Ainda na transição, sugeri que o governo Bolsonaro traria dois movimentos. De um lado, muito barulho por conta de sua personalidade, da guerra cultural e da polarização política; de outro, a dinâmica moderadora das instituições e a vigilância difusa na sociedade.
Foi o que aconteceu. Temos um presidente com simpatias autoritárias, cuja propalada agenda conservadora, da qual constava coisas como a ampla liberação do porte de armas, redução da maioridade penal, escola sem partido, naufragou solenemente.
Em seu lugar, emerge um país em claro processo de recuperação econômica. Menor taxa de juros, menor risco país em uma década, inflação estabilizada e a perspectiva de um crescimento acima de 2% em 2020.
No plano institucional, temos um Congresso com inédito protagonismo. Ainda esta semana aprovamos o novo marco legal do saneamento básico. Pequena revolução que o Congresso tomou para si, num exemplo quase perfeito do modelo de corresponsabilidade institucional. Há quem fique nervoso vendo estas coisas. Gente que fica horrorizada quando o governo não tem o comando do Congresso. De minha parte, acho isso ótimo para a democracia.

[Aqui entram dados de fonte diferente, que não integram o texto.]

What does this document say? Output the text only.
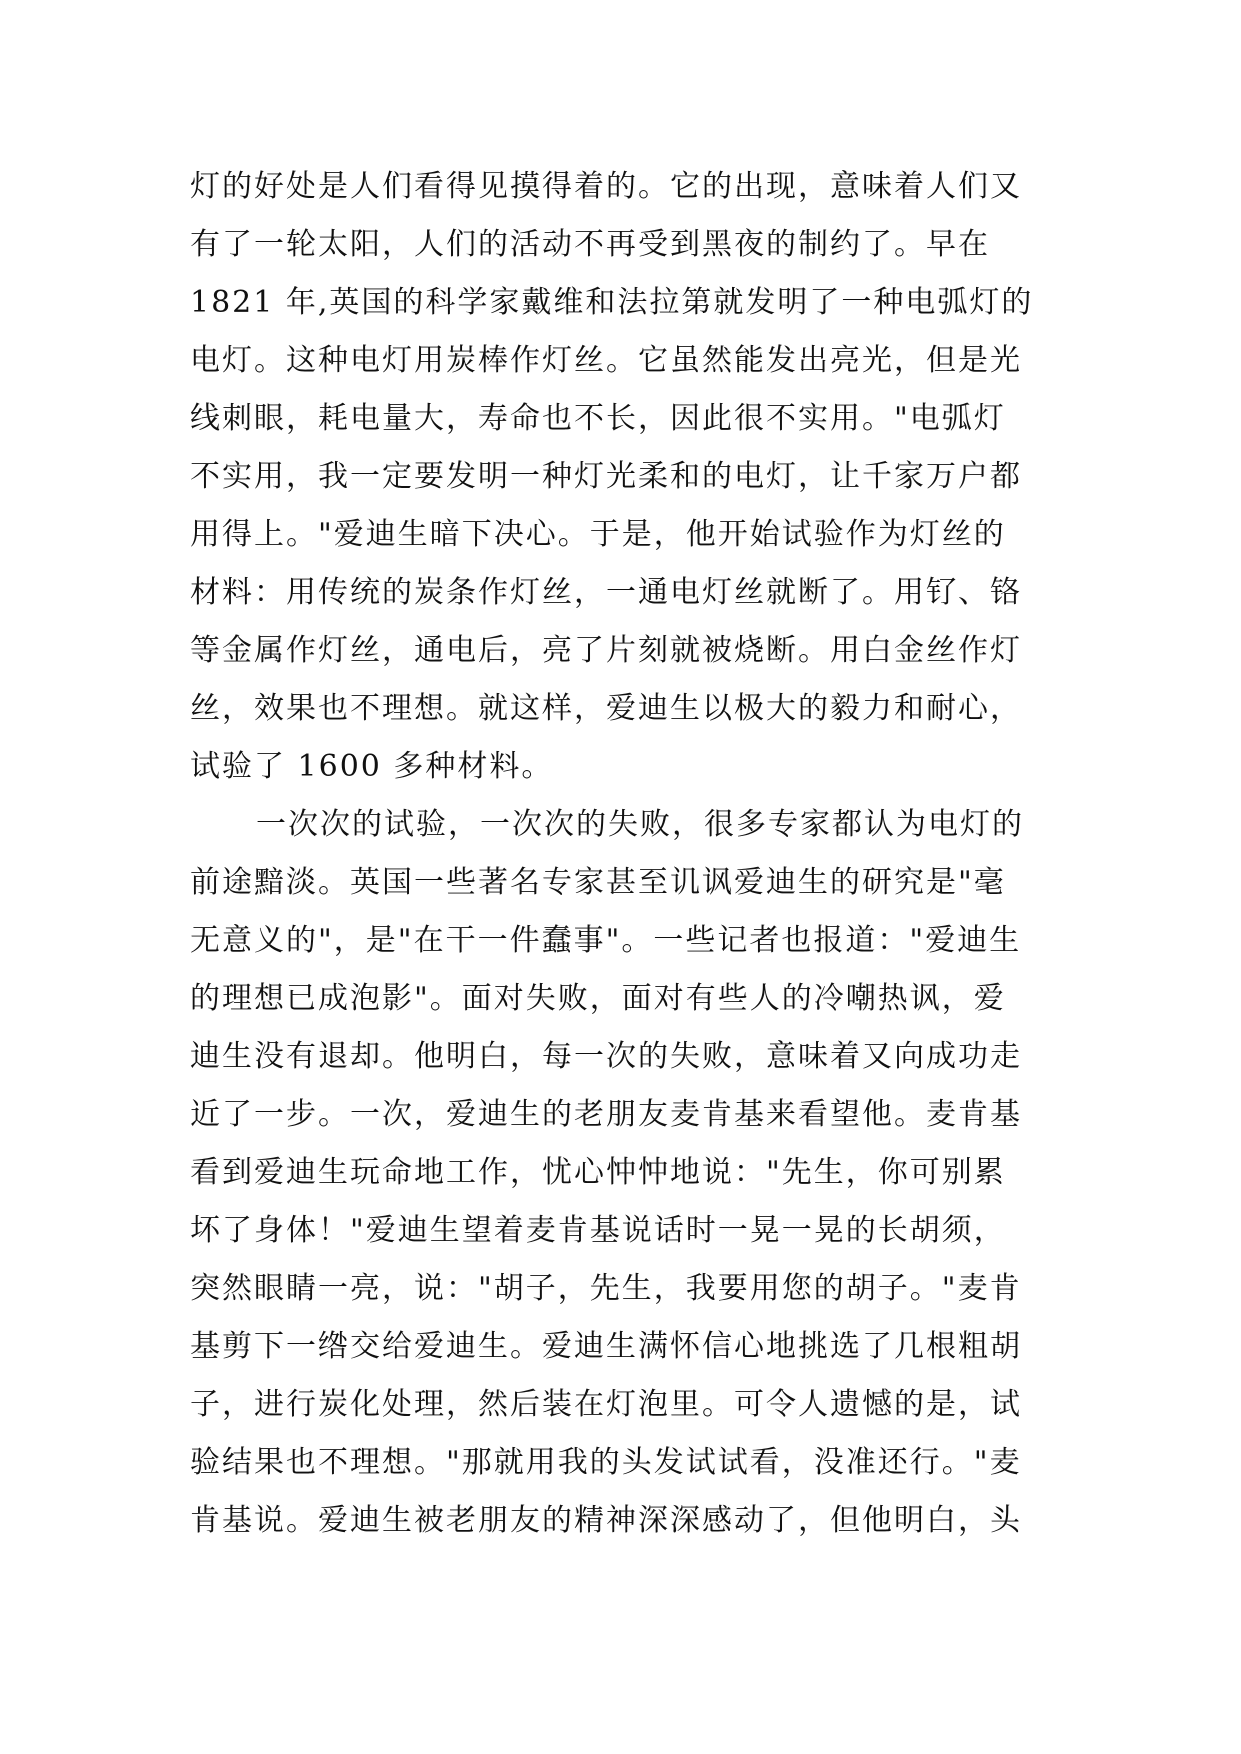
灯的好处是人们看得见摸得着的。它的出现，意味着人们又
有了一轮太阳，人们的活动不再受到黑夜的制约了。早在
1821 年,英国的科学家戴维和法拉第就发明了一种电弧灯的
电灯。这种电灯用炭棒作灯丝。它虽然能发出亮光，但是光
线刺眼，耗电量大，寿命也不长，因此很不实用。"电弧灯
不实用，我一定要发明一种灯光柔和的电灯，让千家万户都
用得上。"爱迪生暗下决心。于是，他开始试验作为灯丝的
材料：用传统的炭条作灯丝，一通电灯丝就断了。用钌、铬
等金属作灯丝，通电后，亮了片刻就被烧断。用白金丝作灯
丝，效果也不理想。就这样，爱迪生以极大的毅力和耐心，
试验了 1600 多种材料。
一次次的试验，一次次的失败，很多专家都认为电灯的
前途黯淡。英国一些著名专家甚至讥讽爱迪生的研究是"毫
无意义的"，是"在干一件蠢事"。一些记者也报道："爱迪生
的理想已成泡影"。面对失败，面对有些人的冷嘲热讽，爱
迪生没有退却。他明白，每一次的失败，意味着又向成功走
近了一步。一次，爱迪生的老朋友麦肯基来看望他。麦肯基
看到爱迪生玩命地工作，忧心忡忡地说："先生，你可别累
坏了身体！"爱迪生望着麦肯基说话时一晃一晃的长胡须，
突然眼睛一亮，说："胡子，先生，我要用您的胡子。"麦肯
基剪下一绺交给爱迪生。爱迪生满怀信心地挑选了几根粗胡
子，进行炭化处理，然后装在灯泡里。可令人遗憾的是，试
验结果也不理想。"那就用我的头发试试看，没准还行。"麦
肯基说。爱迪生被老朋友的精神深深感动了，但他明白，头
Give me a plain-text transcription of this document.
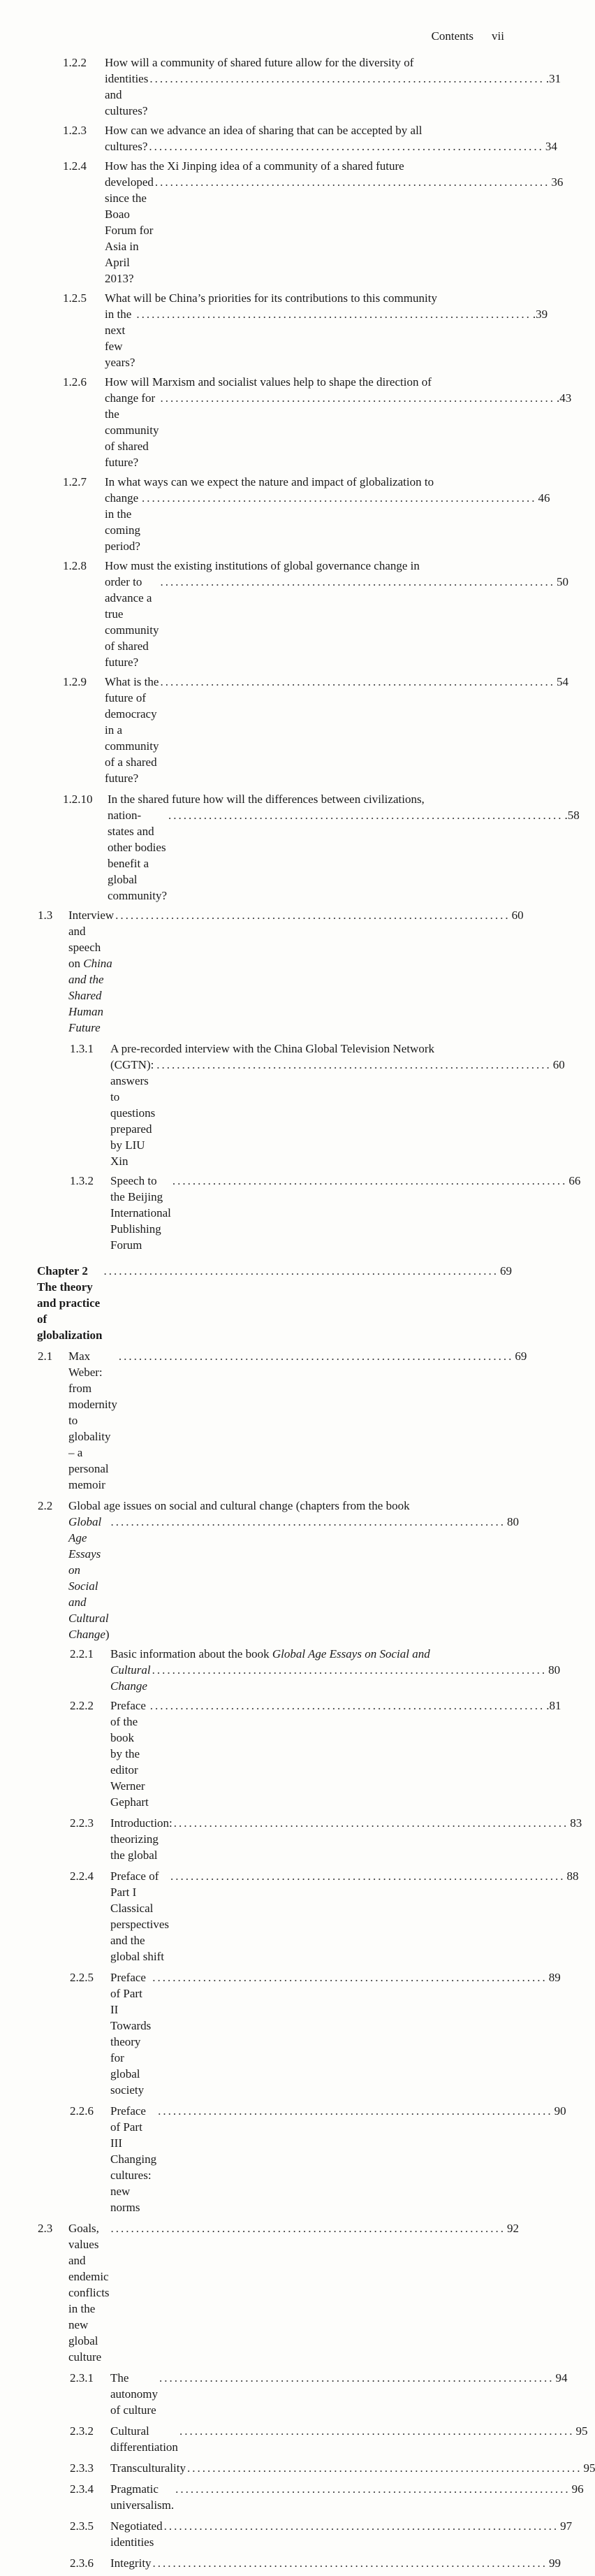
Contents vii
1.2.2 How will a community of shared future allow for the diversity of
identities and cultures?
.............................................................................. .31
1.2.3 How can we advance an idea of sharing that can be accepted by all
cultures? .............................................................................. 34
1.2.4 How has the Xi Jinping idea of a community of a shared future
developed since the Boao Forum for Asia in April 2013?
.............................................................................. 36
1.2.5 What will be China’s priorities for its contributions to this community
in the next few years?
.............................................................................. .39
1.2.6 How will Marxism and socialist values help to shape the direction of
change for the community of shared future?
.............................................................................. .43
1.2.7 In what ways can we expect the nature and impact of globalization to
change in the coming period?
.............................................................................. 46
1.2.8 How must the existing institutions of global governance change in
order to advance a true community of shared future?
.............................................................................. 50
1.2.9 What is the future of democracy in a community of a shared future?
.............................................................................. 54
1.2.10 In the shared future how will the differences between civilizations,
nation-states and other bodies benefit a global community?
.............................................................................. .58
1.3 Interview and speech on China and the Shared Human Future
.............................................................................. 60
1.3.1 A pre-recorded interview with the China Global Television Network
(CGTN): answers to questions prepared by LIU Xin
.............................................................................. 60
1.3.2 Speech to the Beijing International Publishing Forum
.............................................................................. 66
Chapter 2 The theory and practice of globalization
.............................................................................. 69
2.1 Max Weber: from modernity to globality – a personal memoir
.............................................................................. 69
2.2 Global age issues on social and cultural change (chapters from the book
Global Age Essays on Social and Cultural Change)
.............................................................................. 80
2.2.1 Basic information about the book Global Age Essays on Social and
Cultural Change
.............................................................................. 80
2.2.2 Preface of the book by the editor Werner Gephart
.............................................................................. .81
2.2.3 Introduction: theorizing the global
.............................................................................. 83
2.2.4 Preface of Part I Classical perspectives and the global shift
.............................................................................. 88
2.2.5 Preface of Part II Towards theory for global society
.............................................................................. 89
2.2.6 Preface of Part III Changing cultures: new norms
.............................................................................. 90
2.3 Goals, values and endemic conflicts in the new global culture
.............................................................................. 92
2.3.1 The autonomy of culture
.............................................................................. 94
2.3.2 Cultural differentiation
.............................................................................. 95
2.3.3 Transculturality .............................................................................. 95
2.3.4 Pragmatic universalism.
.............................................................................. 96
2.3.5 Negotiated identities
.............................................................................. 97
2.3.6 Integrity .............................................................................. 99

Há ainda os que analisam o país a partir das confusões semanais do presidente. Dias atrás escutei um analista aborrecido com o fato de ninguém da “elite” dar muita bola para os bate-bocas de Bolsonaro com Greta Thunberg, Leo DiCaprio e setores da mídia. Coisas que nos fazem “passar vergonha”.
O analista tem razão, mas desconfio que isso não se resolveria mesmo que toda a elite gastasse algumas horas do dia chorando em algum cantinho da Faria Lima.
Este governo se move a partir de um dualismo: estridência retórica e algum pragmatismo na tomada de decisões. O modo como começamos e terminamos o ano é sintomático. No início, muita conversa sobre a transferência da embaixada em Israel. Logo depois, o recuo. Nas relações com a Argentina, o palavrório de guerra no inicio. Logo após, a reaproximação.
Nos dois casos, o mesmo movimento. Início retórico, alguma agitação nas redes sociais e o recuo no dia seguinte. Há muito de despreparo nisso, mas há também um método. Ao radicalizar, Bolsonaro mira sua rede de ativistas digitais; ao recuar, segue demandas de Estado e alguma racionalidade. Seu exercito militante entende o recuo (militantes sempre entendem o chefe, não?) e o mercado acha graça na conversa fiada. E a vida segue.
O efeito de contenção das instituições se fez presente o ano inteiro. Na reforma da Previdência, retirou-se a capitalização; na Lei da Liberdade Econômica, saiu a minirreforma trabalhista que o projeto do governo continha; no pacote anticrime, de Sergio Moro, o Congresso deixou para trás temas insustentáveis, como o excludente de ilicitude, sendo sua versão moderada aprovada por líderes da oposição, como Marcelo Freixo.
O governo cometeu erros importantes em 2019. O maior deles, não há dúvidas, é no terreno da educação. O ministro Weintraub se dedicou a uma inútil guerrilha ideológica com a esquerda educacional. Além de não ser esta a sua função, é inócuo. Sua aposta prossegue sendo em nossa falida estrutura estatal de ensino. Um centímetro abaixo da conversa ideológica, sua política, em particular no ensino básico, é a mesma que nos levou à tragédia nacional que surge no Pisa a cada três anos. Com isso, curiosamente, ninguém parece muito envergonhado.
Não poucos verão como acertos o que chamo de erros. Não sou dos que exigirão, na ceia de Natal, que o tio ou a cunhada peçam desculpas pelas ideias que apoiaram ao longo do ano. A beleza da democracia é exatamente tomar como legítima a visão dos outros. O resto é soberba.
Nossa democracia mostrou, neste ano difícil, uma imensa máquina moderadora de posições. Não da retórica (que não tem conserto), mas da decisão pública. Quem não entendeu isso, sugiro aproveitar o final de ano para pensar. E esqueça um pouco a política. 2020 com um pouco menos de toxina ideológica fará bem para todo mundo.